Why CryptoBridge wants KYC now
As the BitShares DEX is decentralized, there is no central institution which can apply for an official exchange and trading licence. And there is no central institution which can enforce regulations by exchange comissions.
But we have seen that we need these gateways to get tradable assets into the exchange platform. These gateways are (yet) not decentralized.
Operating a gateway is time and money consuming and so needs a company or institution with some employees managing this. This company is juridically seizable and has to comply with the laws in force. This is the reason why CryptoBridge has chosen to go safe and be compliant. Better safe than sorry.
Without KYC it would be very likely that government authorities could shutdown the gateway servers any moment without any pre-announcement. And no one of us really wants to lose his funds. In my oppinion this only makes CryptoBridge more professional.
But I understand the disappointment of some of you crypto fellows. So let’s have a look at what we learned and how we can use this!
How this works together
You now know that all the BitShares based “DEXs” are in truth only gateways into the actual BitShares DEX, which is then operated decentralized on hundreds of BitShares nodes all over the world on the BitShares blockchain. You also know that nearly all of those known DEX websites are simply rebranded BitShares UIs connecting to the BitShares DEX in the background.
So you may ask whether it isn’t possible to trade the UIAs of different gateways against each other?
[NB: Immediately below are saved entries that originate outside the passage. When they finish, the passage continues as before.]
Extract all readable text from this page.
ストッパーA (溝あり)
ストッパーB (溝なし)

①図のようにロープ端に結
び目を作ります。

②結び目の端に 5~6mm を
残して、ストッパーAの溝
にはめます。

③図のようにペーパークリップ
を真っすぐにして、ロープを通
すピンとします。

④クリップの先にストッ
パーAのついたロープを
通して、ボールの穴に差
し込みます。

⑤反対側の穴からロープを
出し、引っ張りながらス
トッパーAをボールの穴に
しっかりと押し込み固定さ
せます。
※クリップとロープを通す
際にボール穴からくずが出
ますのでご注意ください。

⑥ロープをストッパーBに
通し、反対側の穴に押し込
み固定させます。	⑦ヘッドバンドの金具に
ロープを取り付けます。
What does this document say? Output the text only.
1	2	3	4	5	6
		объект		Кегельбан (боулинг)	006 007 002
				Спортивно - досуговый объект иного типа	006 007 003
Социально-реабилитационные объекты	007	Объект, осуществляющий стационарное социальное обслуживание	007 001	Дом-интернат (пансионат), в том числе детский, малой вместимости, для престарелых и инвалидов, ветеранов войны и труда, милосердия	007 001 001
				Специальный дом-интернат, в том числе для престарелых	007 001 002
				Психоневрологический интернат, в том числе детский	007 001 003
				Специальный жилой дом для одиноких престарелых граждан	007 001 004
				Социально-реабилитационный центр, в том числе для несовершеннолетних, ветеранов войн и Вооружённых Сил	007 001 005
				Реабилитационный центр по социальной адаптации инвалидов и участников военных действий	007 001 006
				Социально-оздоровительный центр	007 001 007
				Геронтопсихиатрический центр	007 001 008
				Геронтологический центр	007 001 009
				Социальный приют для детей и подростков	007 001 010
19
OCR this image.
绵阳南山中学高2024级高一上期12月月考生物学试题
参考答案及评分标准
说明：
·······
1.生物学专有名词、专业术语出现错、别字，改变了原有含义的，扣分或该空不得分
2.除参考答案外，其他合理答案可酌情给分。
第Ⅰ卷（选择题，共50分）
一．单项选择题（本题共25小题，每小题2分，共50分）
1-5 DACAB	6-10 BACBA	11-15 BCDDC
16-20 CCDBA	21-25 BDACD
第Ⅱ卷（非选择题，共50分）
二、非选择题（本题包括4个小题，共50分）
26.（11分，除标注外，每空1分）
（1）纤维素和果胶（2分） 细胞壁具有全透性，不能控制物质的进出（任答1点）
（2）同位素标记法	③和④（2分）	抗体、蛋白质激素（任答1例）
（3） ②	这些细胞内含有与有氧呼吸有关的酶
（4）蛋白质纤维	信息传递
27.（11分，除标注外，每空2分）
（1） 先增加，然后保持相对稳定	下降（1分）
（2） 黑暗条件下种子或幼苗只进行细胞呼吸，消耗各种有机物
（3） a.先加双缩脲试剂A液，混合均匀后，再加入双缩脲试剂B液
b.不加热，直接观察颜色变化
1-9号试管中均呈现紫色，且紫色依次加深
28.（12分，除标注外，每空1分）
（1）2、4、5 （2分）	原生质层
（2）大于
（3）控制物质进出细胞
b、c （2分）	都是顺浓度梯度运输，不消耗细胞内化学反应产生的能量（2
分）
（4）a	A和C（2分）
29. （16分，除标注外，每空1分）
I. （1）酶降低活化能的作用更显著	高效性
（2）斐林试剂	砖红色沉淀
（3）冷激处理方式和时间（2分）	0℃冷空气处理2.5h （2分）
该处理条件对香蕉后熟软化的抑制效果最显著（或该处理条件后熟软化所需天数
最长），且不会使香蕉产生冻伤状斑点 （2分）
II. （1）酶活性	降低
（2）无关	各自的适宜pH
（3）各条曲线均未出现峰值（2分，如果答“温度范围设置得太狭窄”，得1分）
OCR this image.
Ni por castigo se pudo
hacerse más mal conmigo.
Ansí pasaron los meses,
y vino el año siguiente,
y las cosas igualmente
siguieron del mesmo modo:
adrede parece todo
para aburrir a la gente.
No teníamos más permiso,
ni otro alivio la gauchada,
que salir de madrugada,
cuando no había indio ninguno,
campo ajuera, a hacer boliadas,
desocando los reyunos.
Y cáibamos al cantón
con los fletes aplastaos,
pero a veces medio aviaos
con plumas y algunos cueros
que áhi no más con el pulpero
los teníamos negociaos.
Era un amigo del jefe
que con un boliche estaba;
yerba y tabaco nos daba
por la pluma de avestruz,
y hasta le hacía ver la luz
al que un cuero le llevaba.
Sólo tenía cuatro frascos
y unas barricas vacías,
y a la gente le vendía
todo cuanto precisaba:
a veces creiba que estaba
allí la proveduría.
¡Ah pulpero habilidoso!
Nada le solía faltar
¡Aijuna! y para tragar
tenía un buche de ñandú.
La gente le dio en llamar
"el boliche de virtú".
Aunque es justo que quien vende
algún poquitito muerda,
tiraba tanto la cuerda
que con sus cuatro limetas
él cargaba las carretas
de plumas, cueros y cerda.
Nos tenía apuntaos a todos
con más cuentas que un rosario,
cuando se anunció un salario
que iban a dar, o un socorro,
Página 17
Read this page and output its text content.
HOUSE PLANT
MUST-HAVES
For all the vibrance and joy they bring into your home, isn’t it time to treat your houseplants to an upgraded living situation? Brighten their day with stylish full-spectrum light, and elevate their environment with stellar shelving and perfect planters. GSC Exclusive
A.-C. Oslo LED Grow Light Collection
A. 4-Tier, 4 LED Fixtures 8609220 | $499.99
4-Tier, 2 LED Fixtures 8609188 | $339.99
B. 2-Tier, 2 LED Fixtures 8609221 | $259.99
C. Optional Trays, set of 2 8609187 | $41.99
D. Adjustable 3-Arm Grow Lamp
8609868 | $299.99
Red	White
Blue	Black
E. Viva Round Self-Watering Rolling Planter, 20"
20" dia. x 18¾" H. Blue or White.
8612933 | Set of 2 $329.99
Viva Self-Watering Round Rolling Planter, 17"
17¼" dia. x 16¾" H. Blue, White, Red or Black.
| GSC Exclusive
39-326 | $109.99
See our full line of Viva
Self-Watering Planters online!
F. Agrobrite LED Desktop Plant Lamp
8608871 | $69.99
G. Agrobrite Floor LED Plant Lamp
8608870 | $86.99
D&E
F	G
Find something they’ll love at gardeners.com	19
The answer is yes, it is possible!
And there is nothing preventing you from doing so, except possibly non existend liquidity in such a market.
For example you can trade the OPEN.BTC of OpenLedger against the BRIDGE.BTC of CryptoBridge by simply opening the corresponding market:
Even if the market is not officially listed in the UI market table, you can theoretically trade any BitShares UIA against any other UIA. As already said, the only limitation may be missing liquidity in such an inofficial market.
Using VPN to bypass CryptoBridge’s KYC
The following steps describe in short how you easily bypass even an already accepted KYC:
- Use a virtual private network (VPN) service which is not located in the USA. This way CryptoBridge can not make any conclusions about your actual position and can not refuse the service.
- Create a new BitShares account with the VPN connection and accept the terms of service with answering the “Are you a U.S. citizen?” question with “No”.
- Use the “Send” feature of the UI to send your funds from the old account with active KYC-demand to the new “Non-US” account on the BitShares blockchain. Because this is done on the BitShares blockchain it’s nearly free.
- Use CryptoBridge with your new account via VPN and without KYC.
Using Gateways without KYC
If you don’t want to use a VPN you can simply use another gateway provider which does not demand you to do KYC before depositing or withdrawing assets!
- Use the OpenLedger gateway to deposit BTC. You then get credited OPEN.BTC.
- Exchange the OPEN.BTC to BRIDGE.BTC and go on trading on CryptoBridge with BRIDGE.XXX pairs.
- If you want to withdraw the BTC again, exchange the BRIDGE.BTC to OPEN.BTC and withdraw them via the OpenLedger gateway.
What about decentralized Gateways?
Decentralized gateways would “solve” the legal problem inherently, and as far as I know such gateways are already in the making.